Departures, Arrivals

The son beat me to the draw. His post says it all, this perpetual rigodon we all go into, we families of exiles and contract workers abroad. The ritual for all exilic familiies is the same: first name, sadness; last name, sorrow. One is a cognate of the other, a synonym of ugliness.

Seventy days of being in town, as the American idiom would say, is not seventy. A large chunk of this 'small time' in a warm and hot place like the homeland, in summer as in the calendared beginnings of the rainy season, had been spent doing errands for that language and culture struggle many of us have been involved with in a long while.

Meetings took me to familiar and strange places, with the lowly and with the mighty, and with the co-warriors on the road, nameless now, but their names are etched in the history of peoples deprived of the only thing that has meaning: freedom.

For in the homeland, freedom has become a franchise of the few, the entitled, the privileged. Many of these are culture brokers and powerful academics, powerful because they have the right connections to effect culture and language change in accord with their political aims.

For the many, freedom is something you sell your soul for, something you trade with your ethnolinguistic identiy.

You go through a daily barrage of Tagalogism if your are poor.

You go through a daily appointment with either Wowowee or Eat Bulaga if you are not moneyed.

You go through a daily rendezvous with a nation that has forgotten that it is duty-bound to look after the exiles and overseas contract workers.

Sometimes I think of the absurdity of taking part in a struggle in the homeland when I am here, far away, and in so many ways being made busy by the professional and personal circumstances of my life. An American English with the faux accent would be just fine. You can earn your minimum wage with it by ending up as a per-hour worker in a grocery for the rich. So I can always, 'No can, no can fight the struggle for multilingualism and multiculturalism.'

Then again, there are things that simply do not get settled.

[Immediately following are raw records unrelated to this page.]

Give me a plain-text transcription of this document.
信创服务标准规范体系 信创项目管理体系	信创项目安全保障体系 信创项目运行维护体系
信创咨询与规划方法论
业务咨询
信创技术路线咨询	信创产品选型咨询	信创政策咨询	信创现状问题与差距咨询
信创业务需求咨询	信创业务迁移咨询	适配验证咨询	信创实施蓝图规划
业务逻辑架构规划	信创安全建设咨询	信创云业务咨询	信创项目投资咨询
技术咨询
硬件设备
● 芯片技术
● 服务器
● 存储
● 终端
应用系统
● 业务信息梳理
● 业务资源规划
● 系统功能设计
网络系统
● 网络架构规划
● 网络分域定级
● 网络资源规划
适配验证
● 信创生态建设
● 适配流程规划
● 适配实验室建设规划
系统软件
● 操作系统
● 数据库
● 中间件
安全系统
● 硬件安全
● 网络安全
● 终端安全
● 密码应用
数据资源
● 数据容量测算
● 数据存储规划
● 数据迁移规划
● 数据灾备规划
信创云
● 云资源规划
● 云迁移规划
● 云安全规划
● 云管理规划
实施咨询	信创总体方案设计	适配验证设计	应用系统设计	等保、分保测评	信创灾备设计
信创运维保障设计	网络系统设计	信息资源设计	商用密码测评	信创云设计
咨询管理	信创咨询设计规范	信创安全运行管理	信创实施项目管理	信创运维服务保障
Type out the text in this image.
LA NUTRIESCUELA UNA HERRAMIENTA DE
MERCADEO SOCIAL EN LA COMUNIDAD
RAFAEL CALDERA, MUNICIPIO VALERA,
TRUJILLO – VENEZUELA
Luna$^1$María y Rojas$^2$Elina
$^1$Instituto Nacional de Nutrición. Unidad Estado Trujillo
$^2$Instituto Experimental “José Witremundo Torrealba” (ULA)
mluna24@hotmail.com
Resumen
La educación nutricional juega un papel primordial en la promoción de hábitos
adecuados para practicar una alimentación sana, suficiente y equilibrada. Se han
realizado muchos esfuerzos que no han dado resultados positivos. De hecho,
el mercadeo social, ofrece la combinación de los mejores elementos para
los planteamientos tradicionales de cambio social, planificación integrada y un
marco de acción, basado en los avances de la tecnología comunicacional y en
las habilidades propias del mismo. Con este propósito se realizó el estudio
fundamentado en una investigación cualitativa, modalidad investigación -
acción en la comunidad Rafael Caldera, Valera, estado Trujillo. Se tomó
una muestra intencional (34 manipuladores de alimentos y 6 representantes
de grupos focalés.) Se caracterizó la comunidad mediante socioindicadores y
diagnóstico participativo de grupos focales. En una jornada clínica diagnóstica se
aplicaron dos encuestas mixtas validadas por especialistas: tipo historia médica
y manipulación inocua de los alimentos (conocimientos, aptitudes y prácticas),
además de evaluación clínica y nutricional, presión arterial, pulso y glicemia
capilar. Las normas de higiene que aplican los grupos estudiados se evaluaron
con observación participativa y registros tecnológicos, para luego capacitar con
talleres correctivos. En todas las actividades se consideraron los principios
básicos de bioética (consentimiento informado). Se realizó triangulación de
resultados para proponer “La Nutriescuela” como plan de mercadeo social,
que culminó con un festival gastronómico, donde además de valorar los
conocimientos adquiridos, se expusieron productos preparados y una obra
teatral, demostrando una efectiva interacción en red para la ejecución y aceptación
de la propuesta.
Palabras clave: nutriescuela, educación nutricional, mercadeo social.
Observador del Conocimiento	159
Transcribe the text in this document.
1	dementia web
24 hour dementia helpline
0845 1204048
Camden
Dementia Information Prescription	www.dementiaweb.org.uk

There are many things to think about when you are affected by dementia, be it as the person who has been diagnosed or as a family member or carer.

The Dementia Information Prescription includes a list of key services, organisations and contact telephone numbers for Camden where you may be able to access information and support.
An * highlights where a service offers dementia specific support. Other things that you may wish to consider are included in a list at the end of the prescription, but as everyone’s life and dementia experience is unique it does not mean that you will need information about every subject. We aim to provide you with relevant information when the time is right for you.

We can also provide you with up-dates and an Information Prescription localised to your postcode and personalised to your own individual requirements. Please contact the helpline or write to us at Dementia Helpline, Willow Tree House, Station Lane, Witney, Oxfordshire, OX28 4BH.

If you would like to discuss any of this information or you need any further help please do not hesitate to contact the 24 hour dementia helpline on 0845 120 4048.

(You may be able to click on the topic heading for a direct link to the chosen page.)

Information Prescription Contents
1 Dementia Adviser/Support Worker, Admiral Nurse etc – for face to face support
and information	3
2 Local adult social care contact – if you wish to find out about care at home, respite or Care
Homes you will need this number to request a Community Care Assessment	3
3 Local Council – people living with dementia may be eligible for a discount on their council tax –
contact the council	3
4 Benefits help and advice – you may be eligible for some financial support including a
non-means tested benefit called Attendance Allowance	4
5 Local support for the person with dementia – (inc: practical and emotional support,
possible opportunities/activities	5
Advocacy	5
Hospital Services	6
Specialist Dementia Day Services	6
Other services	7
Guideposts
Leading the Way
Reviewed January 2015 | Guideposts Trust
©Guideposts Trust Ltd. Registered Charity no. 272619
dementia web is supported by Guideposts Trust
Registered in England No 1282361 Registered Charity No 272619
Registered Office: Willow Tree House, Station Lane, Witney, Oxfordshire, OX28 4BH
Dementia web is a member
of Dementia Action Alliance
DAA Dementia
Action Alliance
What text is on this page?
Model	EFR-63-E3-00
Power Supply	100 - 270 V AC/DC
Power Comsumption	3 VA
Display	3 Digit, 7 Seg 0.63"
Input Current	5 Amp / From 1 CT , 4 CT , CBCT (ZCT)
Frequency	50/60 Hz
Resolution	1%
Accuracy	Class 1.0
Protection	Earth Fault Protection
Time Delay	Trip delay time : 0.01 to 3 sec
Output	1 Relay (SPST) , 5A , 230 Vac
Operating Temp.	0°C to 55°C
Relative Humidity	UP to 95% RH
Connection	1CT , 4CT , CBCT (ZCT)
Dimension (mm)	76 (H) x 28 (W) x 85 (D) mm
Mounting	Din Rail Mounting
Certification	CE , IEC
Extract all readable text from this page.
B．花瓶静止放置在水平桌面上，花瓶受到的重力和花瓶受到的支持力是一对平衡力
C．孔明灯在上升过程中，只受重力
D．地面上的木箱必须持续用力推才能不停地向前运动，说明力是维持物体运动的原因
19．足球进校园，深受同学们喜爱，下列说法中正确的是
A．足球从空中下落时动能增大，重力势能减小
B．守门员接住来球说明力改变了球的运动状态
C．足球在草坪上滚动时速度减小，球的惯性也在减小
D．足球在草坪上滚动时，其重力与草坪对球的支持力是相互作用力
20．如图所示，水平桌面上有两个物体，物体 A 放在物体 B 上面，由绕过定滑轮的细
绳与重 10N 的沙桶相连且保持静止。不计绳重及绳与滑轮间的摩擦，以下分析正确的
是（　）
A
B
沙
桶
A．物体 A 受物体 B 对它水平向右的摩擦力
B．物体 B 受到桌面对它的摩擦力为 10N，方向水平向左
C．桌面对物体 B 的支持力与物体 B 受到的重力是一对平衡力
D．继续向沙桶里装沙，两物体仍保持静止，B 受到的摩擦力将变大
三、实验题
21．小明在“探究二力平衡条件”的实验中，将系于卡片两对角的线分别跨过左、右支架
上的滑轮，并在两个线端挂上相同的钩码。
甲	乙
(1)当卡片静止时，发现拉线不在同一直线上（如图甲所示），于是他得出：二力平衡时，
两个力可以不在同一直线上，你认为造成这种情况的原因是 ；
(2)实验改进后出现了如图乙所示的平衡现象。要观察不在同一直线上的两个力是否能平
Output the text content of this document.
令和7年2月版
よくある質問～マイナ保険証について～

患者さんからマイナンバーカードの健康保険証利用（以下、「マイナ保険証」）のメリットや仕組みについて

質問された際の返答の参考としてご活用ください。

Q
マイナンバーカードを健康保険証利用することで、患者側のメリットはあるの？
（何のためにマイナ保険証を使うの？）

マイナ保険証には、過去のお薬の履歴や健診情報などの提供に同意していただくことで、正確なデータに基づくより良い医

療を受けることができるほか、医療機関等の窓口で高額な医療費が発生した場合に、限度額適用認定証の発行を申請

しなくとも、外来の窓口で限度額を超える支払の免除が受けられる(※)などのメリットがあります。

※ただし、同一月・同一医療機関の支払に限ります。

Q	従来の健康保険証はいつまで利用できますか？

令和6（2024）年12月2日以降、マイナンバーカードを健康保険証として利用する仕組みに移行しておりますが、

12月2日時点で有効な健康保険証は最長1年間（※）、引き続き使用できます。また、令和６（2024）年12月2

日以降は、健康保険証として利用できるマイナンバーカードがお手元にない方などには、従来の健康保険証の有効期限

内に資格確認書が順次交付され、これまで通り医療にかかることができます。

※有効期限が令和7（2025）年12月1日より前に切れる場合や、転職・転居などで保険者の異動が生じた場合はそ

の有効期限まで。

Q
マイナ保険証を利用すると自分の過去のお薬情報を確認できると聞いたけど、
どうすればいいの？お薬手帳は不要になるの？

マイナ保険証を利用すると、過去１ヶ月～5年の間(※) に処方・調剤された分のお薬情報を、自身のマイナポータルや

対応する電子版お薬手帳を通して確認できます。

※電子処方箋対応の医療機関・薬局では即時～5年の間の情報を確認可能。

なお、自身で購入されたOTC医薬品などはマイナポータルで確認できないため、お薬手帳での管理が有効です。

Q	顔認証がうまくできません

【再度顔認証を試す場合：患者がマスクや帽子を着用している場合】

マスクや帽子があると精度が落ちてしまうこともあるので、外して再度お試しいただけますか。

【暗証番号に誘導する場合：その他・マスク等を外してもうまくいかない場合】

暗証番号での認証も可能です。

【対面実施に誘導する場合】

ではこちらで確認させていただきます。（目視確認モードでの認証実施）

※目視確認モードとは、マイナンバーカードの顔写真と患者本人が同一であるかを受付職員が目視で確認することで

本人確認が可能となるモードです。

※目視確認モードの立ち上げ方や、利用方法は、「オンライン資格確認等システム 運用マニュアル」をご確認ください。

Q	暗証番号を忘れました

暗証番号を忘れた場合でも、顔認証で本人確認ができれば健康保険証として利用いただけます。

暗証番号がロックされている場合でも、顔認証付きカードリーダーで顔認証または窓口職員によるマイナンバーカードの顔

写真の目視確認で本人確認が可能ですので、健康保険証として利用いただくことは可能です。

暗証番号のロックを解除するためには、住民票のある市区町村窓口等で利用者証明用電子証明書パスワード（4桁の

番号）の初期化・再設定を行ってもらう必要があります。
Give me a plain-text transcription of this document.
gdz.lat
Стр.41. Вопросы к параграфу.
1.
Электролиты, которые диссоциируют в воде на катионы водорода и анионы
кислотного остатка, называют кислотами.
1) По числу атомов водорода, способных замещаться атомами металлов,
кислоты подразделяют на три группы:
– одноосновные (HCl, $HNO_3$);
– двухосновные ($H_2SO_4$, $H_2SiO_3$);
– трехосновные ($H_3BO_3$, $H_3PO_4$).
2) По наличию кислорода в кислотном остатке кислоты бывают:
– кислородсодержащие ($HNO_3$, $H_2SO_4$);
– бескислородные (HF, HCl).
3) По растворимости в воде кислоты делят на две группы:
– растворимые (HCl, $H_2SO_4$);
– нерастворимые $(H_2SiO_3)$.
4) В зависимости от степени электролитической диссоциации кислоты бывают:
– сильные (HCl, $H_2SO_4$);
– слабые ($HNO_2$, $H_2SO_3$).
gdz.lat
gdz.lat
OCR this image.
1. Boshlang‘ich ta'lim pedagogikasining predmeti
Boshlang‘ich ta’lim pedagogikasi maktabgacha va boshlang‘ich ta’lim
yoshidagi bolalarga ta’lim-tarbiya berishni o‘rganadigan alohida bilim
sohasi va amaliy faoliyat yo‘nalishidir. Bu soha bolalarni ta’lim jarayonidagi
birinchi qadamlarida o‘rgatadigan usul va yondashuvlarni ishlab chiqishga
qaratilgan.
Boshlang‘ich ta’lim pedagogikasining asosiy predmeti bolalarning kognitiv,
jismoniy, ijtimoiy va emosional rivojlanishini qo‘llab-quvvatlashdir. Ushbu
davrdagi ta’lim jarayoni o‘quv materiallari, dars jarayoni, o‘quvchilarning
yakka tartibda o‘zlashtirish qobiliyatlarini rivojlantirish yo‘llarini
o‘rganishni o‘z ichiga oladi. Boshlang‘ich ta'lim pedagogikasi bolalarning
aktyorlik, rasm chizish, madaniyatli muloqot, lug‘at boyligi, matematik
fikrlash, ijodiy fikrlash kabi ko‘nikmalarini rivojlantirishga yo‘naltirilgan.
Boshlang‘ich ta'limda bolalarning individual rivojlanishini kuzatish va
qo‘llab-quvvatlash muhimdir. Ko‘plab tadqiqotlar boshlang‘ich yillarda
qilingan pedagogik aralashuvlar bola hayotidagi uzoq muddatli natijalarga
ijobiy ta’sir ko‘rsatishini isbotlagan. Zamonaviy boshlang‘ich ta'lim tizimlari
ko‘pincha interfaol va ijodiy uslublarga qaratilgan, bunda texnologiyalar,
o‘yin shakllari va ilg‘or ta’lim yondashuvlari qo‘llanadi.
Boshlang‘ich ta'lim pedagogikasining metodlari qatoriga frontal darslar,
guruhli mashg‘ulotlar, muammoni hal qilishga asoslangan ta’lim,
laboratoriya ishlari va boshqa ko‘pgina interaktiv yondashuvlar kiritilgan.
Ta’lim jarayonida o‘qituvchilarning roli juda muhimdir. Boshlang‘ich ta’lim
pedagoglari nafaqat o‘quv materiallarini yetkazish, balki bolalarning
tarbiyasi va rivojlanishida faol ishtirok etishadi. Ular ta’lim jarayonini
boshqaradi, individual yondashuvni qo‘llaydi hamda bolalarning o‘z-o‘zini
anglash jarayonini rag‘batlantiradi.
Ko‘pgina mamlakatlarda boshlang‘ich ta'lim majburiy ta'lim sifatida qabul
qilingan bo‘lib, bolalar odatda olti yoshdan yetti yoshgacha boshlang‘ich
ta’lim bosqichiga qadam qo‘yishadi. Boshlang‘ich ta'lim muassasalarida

They come to torment you even in your sleep, even in the very moment of escape, like my own escape each time I leave the country for months and months of absence.

Like this struggle for the Amianan languages and cultures--the struggle for recognition and affirmation, the struggle for freedom from internal domination, from internal colonization.

The big trouble in the homeland is this: that the new oppressors of the homeland come from the ranks of the oppressed.

They have won, with their idea of 'nation' and 'national language' lording it over our 'national life.' Now the victors have forgotten the roots of their victory.

Now, we the vanquished have no options but to be believe in the victors' unruly definition of nationhood premissed on the singularity of language and the world-view that attends to that language.

Ah, the victors. They write history. Their history.

I was thinking of all these things even as I was saying goodbye to my family.

It was three o'clock in the morning. Darkness ruled the foothills and mountain slopes of that part of Marikina where we live.

I heard the agitated barking of dogs as if saying, 'someone is fleeing the homeland.'

I held my tear by stroking the head of the older daughter, then the son, then the sleeping youngest, whose childhood is forever marked by my absence.

There was guilt somewhere and the hurt--the hurt--oh, well, how does one ever get to commence a healing for that?

I sat in the back of the car motionless, the silence of my heart my only language.

Soon, I would arrive in another land and there, there in that land, the struggle would take on a new life.

I prayed--and hard: this struggle must be won.


A S Agcaoili
Narita, Japan
Jul 31/07

2 comments:

ie said...

the struggles will be won, itay. and soon.

Ariel said...

thanks. 72 years of illusion is too long for our peoples and nations. i hope you become part of this struggle for self-determination, justice, and fairness.